FOCUS: Towards Universal Foreground Segmentation
Zuyao You, Lingyu Kong, Lingchen Meng, Zuxuan Wu
TL;DR
FOCUS addresses the fragmentation of foreground segmentation by introducing a unified, multi-modal framework that jointly models foreground and background. It uses ground queries, a multi-scale edge-enhanced backbone, and a CLIP-based distiller (CLIP refiner) to produce boundary-aware masks across SOD, COD, SD, DBD, and FD. Extensive experiments on 13 datasets and 5 tasks show that FOCUS matches or exceeds task-specific and other universal methods, demonstrating strong cross-task generalization and boundary precision. The work highlights the importance of background information and boundary cues for universal foreground segmentation and offers a practical, extensible approach for real-world applications.
Abstract
Foreground segmentation is a fundamental task in computer vision, encompassing various subdivision tasks.

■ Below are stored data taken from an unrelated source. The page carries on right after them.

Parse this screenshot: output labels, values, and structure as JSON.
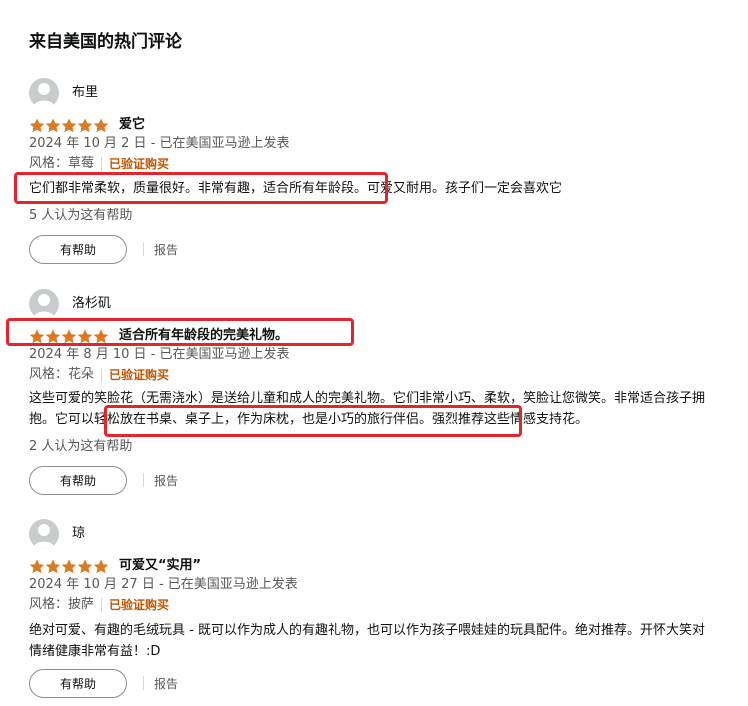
{
  "section_title": "来自美国的热门评论",
  "colors": {
    "star": "#de7921",
    "verified": "#c45500",
    "highlight": "#e3262b"
  },
  "reviews": [
    {
      "author": "布里",
      "rating": 5,
      "title": "爱它",
      "meta": "2024 年 10 月 2 日 - 已在美国亚马逊上发表",
      "format_label": "风格：草莓",
      "verified": "已验证购买",
      "body": "它们都非常柔软，质量很好。非常有趣，适合所有年龄段。可爱又耐用。孩子们一定会喜欢它",
      "helpful_count": "5 人认为这有帮助",
      "helpful_button": "有帮助",
      "report": "报告"
    },
    {
      "author": "洛杉矶",
      "rating": 5,
      "title": "适合所有年龄段的完美礼物。",
      "meta": "2024 年 8 月 10 日 - 已在美国亚马逊上发表",
      "format_label": "风格：花朵",
      "verified": "已验证购买",
      "body": "这些可爱的笑脸花（无需浇水）是送给儿童和成人的完美礼物。它们非常小巧、柔软，笑脸让您微笑。非常适合孩子拥抱。它可以轻松放在书桌、桌子上，作为床枕，也是小巧的旅行伴侣。强烈推荐这些情感支持花。",
      "helpful_count": "2 人认为这有帮助",
      "helpful_button": "有帮助",
      "report": "报告"
    },
    {
      "author": "琼",
      "rating": 5,
      "title": "可爱又“实用”",
      "meta": "2024 年 10 月 27 日 - 已在美国亚马逊上发表",
      "format_label": "风格：披萨",
      "verified": "已验证购买",
      "body": "绝对可爱、有趣的毛绒玩具 - 既可以作为成人的有趣礼物，也可以作为孩子喂娃娃的玩具配件。绝对推荐。开怀大笑对情绪健康非常有益！:D",
      "helpful_button": "有帮助",
      "report": "报告"
    }
  ]
}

Previous research has typically designed task-specific architectures for each task, leading to a lack of unification. Moreover, they primarily focus on recognizing foreground objects without effectively distinguishing them from the background. In this paper, we emphasize the importance of the background and its relationship with the foreground. We introduce FOCUS, the Foreground ObjeCts Universal Segmentation framework that can handle multiple foreground tasks. We develop a multi-scale semantic network using the edge information of objects to enhance image features. To achieve boundary-aware segmentation, we propose a novel distillation method, integrating the contrastive learning strategy to refine the prediction mask in multi-modal feature space. We conduct extensive experiments on a total of 13 datasets across 5 tasks, and the results demonstrate that FOCUS consistently outperforms the state-of-the-art task-specific models on most metrics.